Лошадь: Что ни говори, мы все же одного поля ягоды.

Головоножка

«Просится ходить – и все тут, – всплескивая руками, рассказывала женщина соседке. – Твердит день-деньской, что уже отлично выучился ходить, и, дескать, с такими ножищами, как у него, можно по пять километров в час отмахивать. Готовлю тут горошек, так он вырвался, да как сиганет – по всему дому его ловила. Только под половик бы не нырнул; но потом думаю: ладно, ножки-то у него крохотные, еле до пола достают, пусть себе носится. И так мне, знаете, приятно было его было впервой-то на ногах видеть…» – и рассказчица пустилась в нескончаемые подробности касательно походки и ужимок своего чада, которые казались ей просто уморительными.

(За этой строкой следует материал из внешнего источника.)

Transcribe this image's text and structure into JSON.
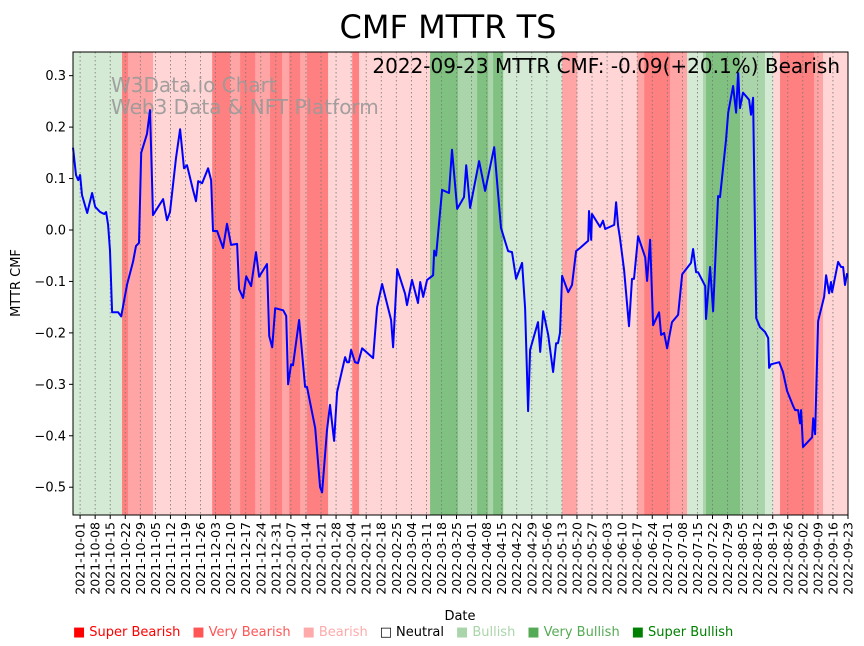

«Ну, махонький он еще ходить-то, – посмеиваясь, твердила соседка. – Мой вот позже пошел, и то пару раз уж на камнях споткнулся.

Да-да, мал он у вас, что ни говори, – приговаривала она, и мать качала в ответ головой, то и дело оборачиваясь к кухонной двери, будто следила за чем-то. – Негоже в такие годы дитё наземь ставить – разъедутся ноги, что будешь с ним делать? Врача-то на дом не вызовешь, крохотный такой!»

«Верно вы говорите, мадам, – отвечала ей мать, – маленький он у меня. Но так ведь он прямо уперся: или, говорит, ставь меня на ноги, или сам вечером убегу – в Ботанический сад. Пригрозил даже, что деньги из буфета возьмет, уткам хлеба купить. В семь утра меня сегодня разбудил, все просил ему беретик его беленький постирать, так я с тех пор глаз и не сомкнула. Но все ж таки до будущей недели не хочу его ставить. Опять же, Пасха будет – вот в церковь идти и поставлю. Как раз – в церковь первый раз сам и пойдет».